The new senior pastor for the California-based megachurch Mariners Church has stressed the importance of accountability, in light of recent scandals elsewhere in the evangelical world.
During the summer it was announced that Eric Geiger, senior vice president of LifeWay Christian Resources, was going to become the new senior pastor of Mariners Church of Irvine, California.
Geiger took the helm of the megachurch, which averages between 9,000 – 10,000 worship attendees every weekend, in September, replacing the retiring Kenton Beshore, who had led the congregation for nearly 35 years.
Geiger is becoming senior pastor at Mariners at a time when many institutions, secular and religious, are seeing abuse scandals make national headlines.
For example, recently allegations of sexual misconduct have surfaced against Willow Creek Community Church founder and newly retired senior pastor Bill Hybels.
In an interview with The Christian Post on Thursday, Geiger explained that Mariners has a group of elders that he is accountable to, who he meets with on a monthly basis.
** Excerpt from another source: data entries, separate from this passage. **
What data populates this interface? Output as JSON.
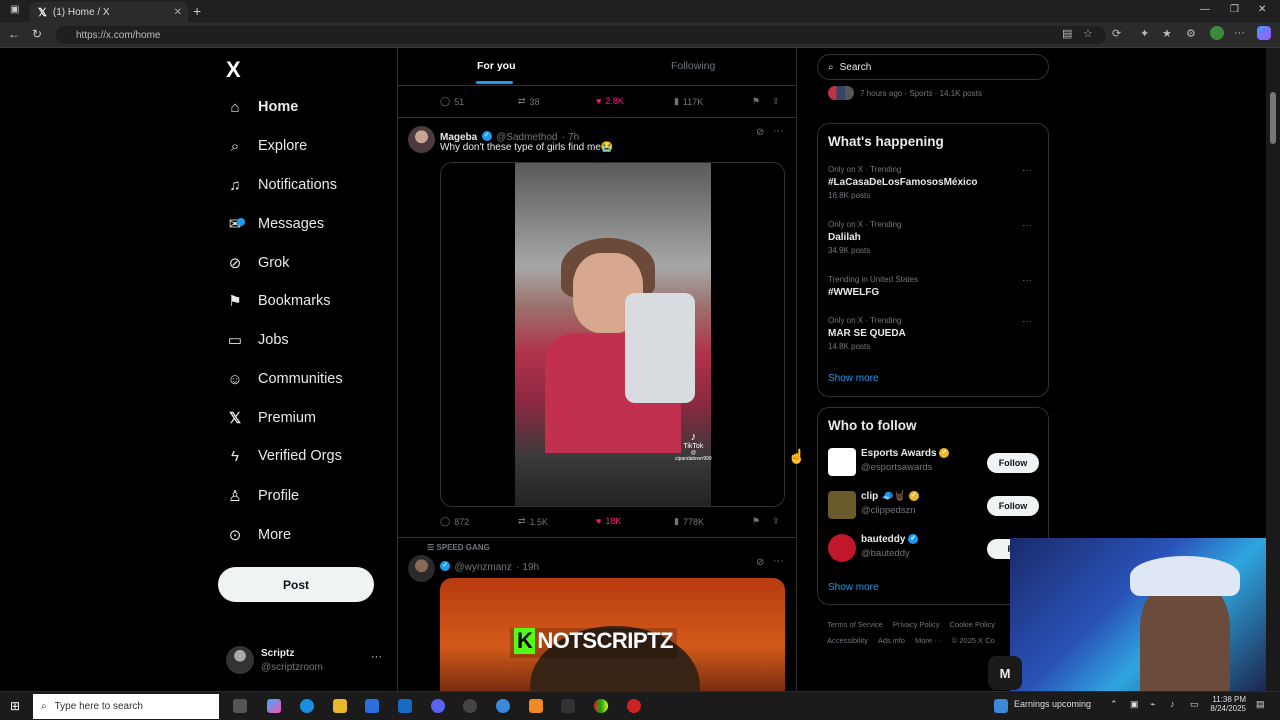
{
  "browser": {
    "tab_title": "(1) Home / X",
    "url": "https://x.com/home"
  },
  "nav": {
    "logo": "X",
    "items": [
      {
        "label": "Home",
        "icon": "home-icon"
      },
      {
        "label": "Explore",
        "icon": "search-icon"
      },
      {
        "label": "Notifications",
        "icon": "bell-icon"
      },
      {
        "label": "Messages",
        "icon": "mail-icon"
      },
      {
        "label": "Grok",
        "icon": "grok-icon"
      },
      {
        "label": "Bookmarks",
        "icon": "bookmark-icon"
      },
      {
        "label": "Jobs",
        "icon": "briefcase-icon"
      },
      {
        "label": "Communities",
        "icon": "people-icon"
      },
      {
        "label": "Premium",
        "icon": "x-icon"
      },
      {
        "label": "Verified Orgs",
        "icon": "lightning-icon"
      },
      {
        "label": "Profile",
        "icon": "person-icon"
      },
      {
        "label": "More",
        "icon": "more-circle-icon"
      }
    ],
    "messages_badge": "1",
    "post_button": "Post",
    "account": {
      "name": "Scriptz",
      "handle": "@scriptzroom"
    }
  },
  "timeline": {
    "tabs": {
      "for_you": "For you",
      "following": "Following"
    },
    "prev_post_actions": {
      "replies": "51",
      "reposts": "38",
      "likes": "2.8K",
      "views": "117K"
    },
    "post1": {
      "name": "Mageba",
      "handle": "@Sadmethod",
      "time": "· 7h",
      "text": "Why don't these type of girls find me😭",
      "tiktok_label": "TikTok",
      "tiktok_user": "@ cipandalover999",
      "actions": {
        "replies": "872",
        "reposts": "1.5K",
        "likes": "18K",
        "views": "778K"
      }
    },
    "post2": {
      "context": "SPEED GANG",
      "handle": "@wynzmanz",
      "time": "· 19h",
      "overlay_k": "K",
      "overlay_text": "NOTSCRIPTZ"
    }
  },
  "sidebar": {
    "search_placeholder": "Search",
    "top_meta": "7 hours ago · Sports · 14.1K posts",
    "happening": {
      "title": "What's happening",
      "trends": [
        {
          "meta": "Only on X · Trending",
          "name": "#LaCasaDeLosFamososMéxico",
          "count": "16.8K posts"
        },
        {
          "meta": "Only on X · Trending",
          "name": "Dalilah",
          "count": "34.9K posts"
        },
        {
          "meta": "Trending in United States",
          "name": "#WWELFG",
          "count": ""
        },
        {
          "meta": "Only on X · Trending",
          "name": "MAR SE QUEDA",
          "count": "14.8K posts"
        }
      ],
      "show_more": "Show more"
    },
    "who_to_follow": {
      "title": "Who to follow",
      "accounts": [
        {
          "name": "Esports Awards",
          "handle": "@esportsawards",
          "follow": "Follow"
        },
        {
          "name": "clip 🧢🤘🏿",
          "handle": "@clippedszn",
          "follow": "Follow"
        },
        {
          "name": "bauteddy",
          "handle": "@bauteddy",
          "follow": "Fo"
        }
      ],
      "show_more": "Show more"
    },
    "footer": {
      "line1": [
        "Terms of Service",
        "Privacy Policy",
        "Cookie Policy"
      ],
      "line2": [
        "Accessibility",
        "Ads info",
        "More ···",
        "© 2025 X Co"
      ]
    },
    "messages_button": "M"
  },
  "taskbar": {
    "search_placeholder": "Type here to search",
    "weather": "Earnings upcoming",
    "time": "11:38 PM",
    "date": "8/24/2025"
  },
  "colors": {
    "accent": "#1d9bf0",
    "like": "#f91880",
    "background": "#000000"
  }
}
It is a system that was in place while his predecessor was heading the congregation.
“When I first was interviewing here, that’s one of the questions I asked. What am I evaluated on? What are those elders going to be stepping into in my life, and what’s a win here? What’s that look like? Really, a big portion of that is health of my marriage, the health of my walk with Christ,” noted Geiger.
“Am I growing, am I maturing in my faith, am I a man of integrity? So those structures in place that really serve Kenton as the pastor of over 35 years, served him really well. You and I know that people can work around structures and they can look people in the eyes and lie to them, but there are structures in place at Mariners that are designed to care for the heart of the leader.”
Lessons From LifeWay
Geiger explained to CP that becoming the new senior pastor last month, the adjustment process has been going “great,” with Mariners leadership having “built a plan before I got here of what integration into the life of Mariners would look like.”
“I really feel like they just built a very wise plan that would allow me to learn the church and get to meet as many people as possible. We’ve just been executing that plan. It’s been as smooth a transition as I’ve had,” said Geiger.
Geiger’s previous position at LifeWay has taught him many lessons that he hopes to apply to his new position at Mariners, with one example being the research he did on people’s spiritual growth.
“Every research study we led showed the importance of helping people engage in scripture and just read the Bible. So that impacts, of course, how I teach and preach on our weekend services, but also impacts how I view small group life, how I view kids ministry, student ministry,” explained Geiger to CP.
“In my old role at LifeWay, each year we’d served about 60,000 churches and so because of that, I was able to see church life from a very broad perspective. Look over the shoulder and watch different churches so there’s lots of lessons that I learned during that time.”
A Family of Churches
Some multisite megachurches have taken the route of making their campuses autonomous from the main church. The Village Church in Texas is one example, having announced last year that they will make all of their campuses autonomous by 2022.
Mariners Church presently follows a more autonomous model for their campuses, with each location having its own pastor and sermons.
Geiger likened Mariners Church to a “family,” noting that they were “connected relationally” and that he was “already enjoying relationships with those other churches.”
“Mariners several years ago started down the path of transitioning their campuses to autonomous churches that still retain the name Mariners and were part of a network of a family of churches and so I’m honored to be part of that family,” Geiger said.
While saying he supported other, less autonomous multisite church models, Geiger added that he has no intentions of offering major changes to Mariners Church while serving as senior pastor.
“I’m not coming with a new playbook or a template I’ve used somewhere else that I’m going to unroll here. It’s more of continuing the DNA and the mission of Mariners,” said Geiger.
“It’s really a continuation of the mission that has driven Mariners for many years. And in time, there will be new ideas that flow out of that and problems in our community that we want to solve that flow out of that. I’m joining the mission that already exists here.”